Humming a pop song from the previous decade, Zizi retrieved his slipper and flip-flopped in. He meandered around, plucking a few talismans like they were ripe fruits.
He spread them out like a deck of cards on the single glass table in the corner of the room. “May I interest you in some spells? Standard stuff—barrier spells, binding spells—the usual incantations will do. I made a few extra the other day. Thought it might come in handy for you.”
“Are they free?”
He gave her a little bow. “For you? Absolutely.”
Rui swiped the stack off the table just as her phone began to buzz. She ignored it and focused on her haul, carefully folding the papers in half before sliding them into her pocket. Talismans were nifty little things to have around, and having fresh ones meant she didn’t have to go through the trouble of making them herself or signing them out from the Academy’s spell labs. Besides, she wasn’t very good at calligraphy, and skillful penmanship was the difference between an effective spell and a total dud.
“Take a look at this,” Zizi said, showing her another talisman. “It’s a spell that separates a Revenant’s spiritual energy from its form for a short period of time, rendering it completely vulnerable. I finally finished it last night. If it works, it might be my best work yet.”
Rui ran a finger down the talisman. She didn’t recognize the complicated characters written on it. Most of the spells she tested were devised by Zizi. The unorthodox way he used magic befuddled her. He’d beenexperimenting with it since he was a young child, and the trauma of his magic manifesting too early in life had resulted in his unusual eyes. Sometimes he went too far in his experiments, and they triggered migraines that consumed him for days, leaving him curled up on the floor in the dark.
Once, Rui found him lying motionless in the rear courtyard. Eyelids fluttering, blue irises so dark they were almost black, as if he were trapped between worlds, unable to crawl his way out. She had never felt fear the way she had in that moment, and she was close to tears when he finally roused.
“So? What do you think?” Zizi was watching her carefully with a smug, expectant look. He wanted to be praised.
Rui wasn’t good at giving praise. “Is that why you were snoozing earlier?” she asked instead. “Because you stayed up all night again?”
“That was a beauty nap.”
“I guess you do need one.”
“You wound me,” Zizi said, a hand on his chest.

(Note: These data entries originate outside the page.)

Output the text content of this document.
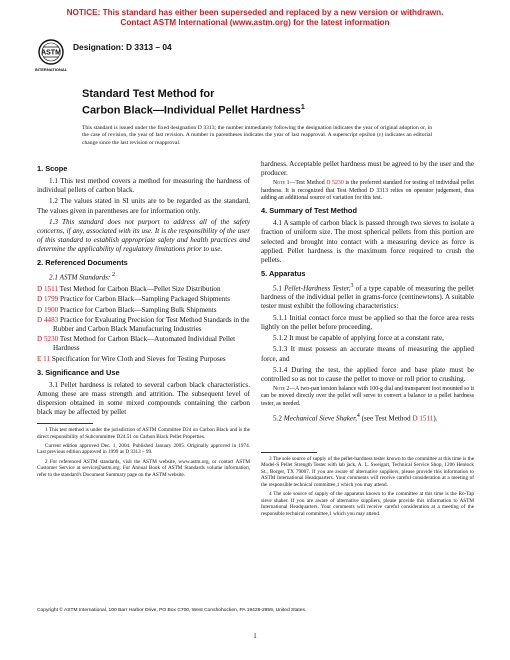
NOTICE: This standard has either been superseded and replaced by a new version or withdrawn.
Contact ASTM International (www.astm.org) for the latest information
ASTM
INTERNATIONAL
Designation: D 3313 – 04
Standard Test Method for
Carbon Black—Individual Pellet Hardness$^1$
This standard is issued under the fixed designation D 3313; the number immediately following the designation indicates the year of original adoption or, in the case of revision, the year of last revision. A number in parentheses indicates the year of last reapproval. A superscript epsilon (ε) indicates an editorial change since the last revision or reapproval.
1. Scope

1.1 This test method covers a method for measuring the hardness of individual pellets of carbon black.

1.2 The values stated in SI units are to be regarded as the standard. The values given in parentheses are for information only.

1.3 This standard does not purport to address all of the safety concerns, if any, associated with its use. It is the responsibility of the user of this standard to establish appropriate safety and health practices and determine the applicability of regulatory limitations prior to use.

2. Referenced Documents

2.1 ASTM Standards: $^2$

D 1511 Test Method for Carbon Black—Pellet Size Distribution

D 1799 Practice for Carbon Black—Sampling Packaged Shipments

D 1900 Practice for Carbon Black—Sampling Bulk Shipments

D 4483 Practice for Evaluating Precision for Test Method Standards in the Rubber and Carbon Black Manufacturing Industries

D 5230 Test Method for Carbon Black—Automated Individual Pellet Hardness

E 11 Specification for Wire Cloth and Sieves for Testing Purposes

3. Significance and Use

3.1 Pellet hardness is related to several carbon black characteristics. Among these are mass strength and attrition. The subsequent level of dispersion obtained in some mixed compounds containing the carbon black may be affected by pellet

1 This test method is under the jurisdiction of ASTM Committee D24 on Carbon Black and is the direct responsibility of Subcommittee D24.51 on Carbon Black Pellet Properties.

Current edition approved Dec. 1, 2004. Published January 2005. Originally approved in 1974. Last previous edition approved in 1999 as D 3313 – 99.

2 For referenced ASTM standards, visit the ASTM website, www.astm.org, or contact ASTM Customer Service at service@astm.org. For Annual Book of ASTM Standards volume information, refer to the standard's Document Summary page on the ASTM website.

hardness. Acceptable pellet hardness must be agreed to by the user and the producer.

Note 1—Test Method D 5230 is the preferred standard for testing of individual pellet hardness. It is recognized that Test Method D 3313 relies on operator judgement, thus adding an additional source of variation for this test.

4. Summary of Test Method

4.1 A sample of carbon black is passed through two sieves to isolate a fraction of uniform size. The most spherical pellets from this portion are selected and brought into contact with a measuring device as force is applied. Pellet hardness is the maximum force required to crush the pellets.

5. Apparatus

5.1 Pellet-Hardness Tester,$^3$ of a type capable of measuring the pellet hardness of the individual pellet in grams-force (centinewtons). A suitable tester must exhibit the following characteristics:

5.1.1 Initial contact force must be applied so that the force area rests lightly on the pellet before proceeding,

5.1.2 It must be capable of applying force at a constant rate,

5.1.3 It must possess an accurate means of measuring the applied force, and

5.1.4 During the test, the applied force and base plate must be controlled so as not to cause the pellet to move or roll prior to crushing.

Note 2—A two-pan torsion balance with 100-g dial and transparent foot mounted so it can be moved directly over the pellet will serve to convert a balance to a pellet hardness tester, as needed.

5.2 Mechanical Sieve Shaker,$^4$ (see Test Method D 1511).

3 The sole source of supply of the pellet-hardness tester known to the committee at this time is the Model-S Pellet Strength Tester with lab jack, A. L. Sweigart, Technical Service Shop, 1206 Henlock St., Borger, TX 79007. If you are aware of alternative suppliers, please provide this information to ASTM International Headquarters. Your comments will receive careful consideration at a meeting of the responsible technical committee,1 which you may attend.

4 The sole source of supply of the apparatus known to the committee at this time is the Ro-Tap sieve shaker. If you are aware of alternative suppliers, please provide this information to ASTM International Headquarters. Your comments will receive careful consideration at a meeting of the responsible technical committee,1 which you may attend.

Copyright © ASTM International, 100 Barr Harbor Drive, PO Box C700, West Conshohocken, PA 19428-2959, United States.
1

Rui shot him a scathing side-eye. He didn’t look wounded at all. He was so melodramatic it was hard to take him seriously sometimes.
“Is it even possible to separate a Revenant’s yinqi from its body?” she asked. As far as she knew, yinqi existed throughout a typical Revenant’s body, keeping it alive. There wasn’t a concentration of it in one spot, and she’d never heard of a method that could pull all of it out.
“That’s what you’re going to find out,” Zizi said. “This is the spell I need tested. Be careful when you cast it. Theoretically, if there’s contact between two bodies, the spiritual energy may transfer.”
Rui’s phone buzzed again. Who could be calling her?